By taking up arms Ayers and violent advocates like him didn't do the first major non-violent populist uprising in the country any favors--and he almost knocked off Obama in the process. Thankfully, he kept his mouth shut during the campaign.
The WU were mostly the hotheads and ideologues of the movement. The example of ML King (and Gandhi, of course)--as close as we were to them at the time--wasn't good enough for them. They concluded that violence against violence was the only answer--and obviously Ayers still thinks the same way.
He's not even entering into a conversation on a responsible level.
I've written my own book about this, which, of course, hasn't been published, because it's much more newsworthy to throw bombs than advocate peace. The real story of what happened in those years still hasn't been told. When the WU started to advocate violence at Western to start burning and bombing, I said "no," and if you do it, I wasn't going to cover for them. It was a battle waged behind the scenes at colleges all over the country.
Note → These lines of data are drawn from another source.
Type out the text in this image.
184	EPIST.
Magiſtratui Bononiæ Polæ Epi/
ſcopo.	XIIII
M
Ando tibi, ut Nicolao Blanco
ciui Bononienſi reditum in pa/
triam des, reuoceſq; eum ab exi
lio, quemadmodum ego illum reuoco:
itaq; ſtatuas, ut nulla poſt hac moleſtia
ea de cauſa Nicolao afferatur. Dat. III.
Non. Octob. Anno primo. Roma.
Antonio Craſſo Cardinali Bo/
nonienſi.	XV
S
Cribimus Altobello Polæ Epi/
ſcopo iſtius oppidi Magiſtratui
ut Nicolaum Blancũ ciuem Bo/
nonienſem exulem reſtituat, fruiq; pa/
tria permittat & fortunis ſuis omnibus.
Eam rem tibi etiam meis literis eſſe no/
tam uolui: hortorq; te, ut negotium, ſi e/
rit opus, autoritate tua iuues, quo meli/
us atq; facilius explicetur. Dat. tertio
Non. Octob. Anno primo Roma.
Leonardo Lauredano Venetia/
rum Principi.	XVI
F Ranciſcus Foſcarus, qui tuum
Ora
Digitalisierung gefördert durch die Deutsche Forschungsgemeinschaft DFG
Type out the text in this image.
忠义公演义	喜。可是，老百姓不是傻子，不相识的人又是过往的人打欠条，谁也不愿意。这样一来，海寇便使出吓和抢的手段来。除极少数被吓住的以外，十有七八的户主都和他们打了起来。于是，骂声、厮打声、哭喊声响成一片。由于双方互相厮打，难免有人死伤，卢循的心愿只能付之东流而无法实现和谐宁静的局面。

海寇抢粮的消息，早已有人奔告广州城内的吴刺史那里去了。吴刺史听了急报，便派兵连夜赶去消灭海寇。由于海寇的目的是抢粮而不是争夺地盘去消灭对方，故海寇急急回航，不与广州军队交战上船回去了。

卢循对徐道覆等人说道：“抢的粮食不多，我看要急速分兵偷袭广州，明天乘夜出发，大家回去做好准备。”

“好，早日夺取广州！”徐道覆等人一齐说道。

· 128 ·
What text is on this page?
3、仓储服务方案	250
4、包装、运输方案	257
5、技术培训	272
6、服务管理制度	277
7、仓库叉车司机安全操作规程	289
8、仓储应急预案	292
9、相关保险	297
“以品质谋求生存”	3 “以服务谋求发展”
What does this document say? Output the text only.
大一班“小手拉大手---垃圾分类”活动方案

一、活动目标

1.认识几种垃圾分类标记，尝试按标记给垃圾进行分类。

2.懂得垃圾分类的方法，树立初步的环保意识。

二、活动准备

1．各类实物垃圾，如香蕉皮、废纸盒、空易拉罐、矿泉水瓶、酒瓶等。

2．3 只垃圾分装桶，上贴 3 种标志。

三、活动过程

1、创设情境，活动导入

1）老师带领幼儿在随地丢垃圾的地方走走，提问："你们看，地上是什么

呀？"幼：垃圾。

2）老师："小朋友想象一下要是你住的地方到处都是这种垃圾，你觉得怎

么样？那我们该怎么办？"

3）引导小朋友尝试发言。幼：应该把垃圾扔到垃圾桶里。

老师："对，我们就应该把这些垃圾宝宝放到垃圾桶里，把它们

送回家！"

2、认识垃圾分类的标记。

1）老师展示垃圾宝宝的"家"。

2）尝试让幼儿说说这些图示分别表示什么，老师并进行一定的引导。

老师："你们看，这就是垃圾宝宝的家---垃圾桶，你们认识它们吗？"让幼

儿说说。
In the case at my school, the result was they waited until I left to do their deeds--and throw the cause of peace out the window for the better part of the next forty years. History didn't prove them right, it proved those with the discipline to remain non-violent right.
That he still won't take it back says he isn't much different than the ideologue he was back then, and the years in between have taught him nothing. I consider Ayers a man who deserves the contempt of not just the mob, but those who refused to be caught up in the mob mentality at that time--and today.